The Hong Kong-based direct secondaries firm has already closed a deal using a significant amount of the capital raised.

Asian direct secondaries firm NewQuest Capital Partners has raised $215 million for its second fund, taking the vehicle to a first close, a source with direct knowledge of the matter told Private Equity International.

The fund, which is targeting between $300 million and $330 million, attracted existing investors LGT Capital Partners and HarbourVest Partners, as well as some new “very large institutional investors”.

NewQuest Asia Fund II is smaller than its $400 million predecessor, but has a “clearly defined set of opportunities”, PEI’s source explained.

The firm has already closed one deal so far, which used a significant portion of what has already been raised in Fund II.

NewQuest declined to comment further on the investment, but in September put in an offer to acquire all outstanding shares in China Hydroelectric Corporation, of which the firm already owned 49.83 percent,PEI reported earlier. The firm made a non-binding proposal of $2.97 per American depository share, a 33.2 percent premium over the ADS closing price on 3 September 2013. It is unclear if this is the first investment from the new fund.

Fund I, which was formed in 2011 when Paul Capital, HarbourVest, LGT and Axiom Asia backed the spin-out of Bank of America Merrill Lynch’s non-real estate portfolio in Asia, is now 80 percent invested and actively divesting its portfolio. The fund is now over half realised.

Asia is more suited to direct secondaries than the traditionalsecondaries model, where firms buy LP stakes, providing NewQuest with numerous opportunities, Darren Massara, managing partner of the fund, told PEI.

“Asia has a significant amount of unexited positions concentrated in the markets that have been the most attractive over the last five or six years – China and India. Those two jurisdictions are where the bulk of our deal volume will come from,” Massara explains.

He declined to comment on fundraising or NewQuest’s latest transaction.

Direct secondaries, which allow firms to take one or multiple positions in assets owned by private equity directly from the GP, is a much more fragmented market, with fewer intermediaries, allowing firms to do more deals.

Traditional secondaries players have struggled in Asia to close transactions due to a lack of maturity in the market, as well as high valuations, industry sources say.

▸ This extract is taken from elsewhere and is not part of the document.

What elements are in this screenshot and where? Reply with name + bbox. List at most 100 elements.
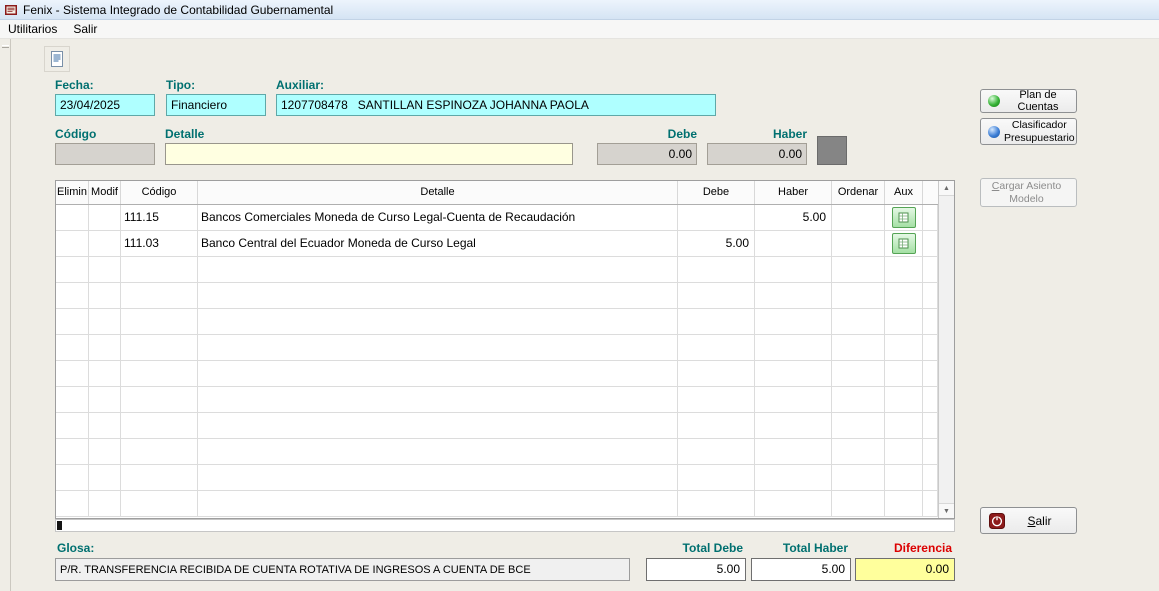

“[We buy] non-core, non-strategic, minority financial positions – so there is just a lot more supply of these transactions than of standard LP stakes,” Massara explained. However, he adds that pricing remains an issue in these deals, too.

“If [GPs] are changing their exit strategy where instead of going trade sale or IPO they’re going to look at a secondary sale, they have to realise that if they’re going to entertain a secondary sale, they can’t expect an IPO valuation.”

This situation is also likely to worsen if the China Securities and Regulatory Commission opens up China’s domestic stock market, allowing thousands of companies on the waiting list to finally IPO. The CSRC released a statement this month indicating that this should happen in early 2014.

But NewQuest is not too concerned about the impact, Massara said.

“Our read of the CSRC’s policy guidance is that it should be harder now for a lot of the companies waiting to IPO to actually IPO because their requirements have become more strict.”

“We are happy to provide liquidity to an investor with a position in a company that needs more time to develop or mature. Some companies won’t qualify [for an IPO] today because they are not as mature from a financial performance [standpoint], or perhaps their internal controls aren’t sufficient and are just not ready to IPO today.”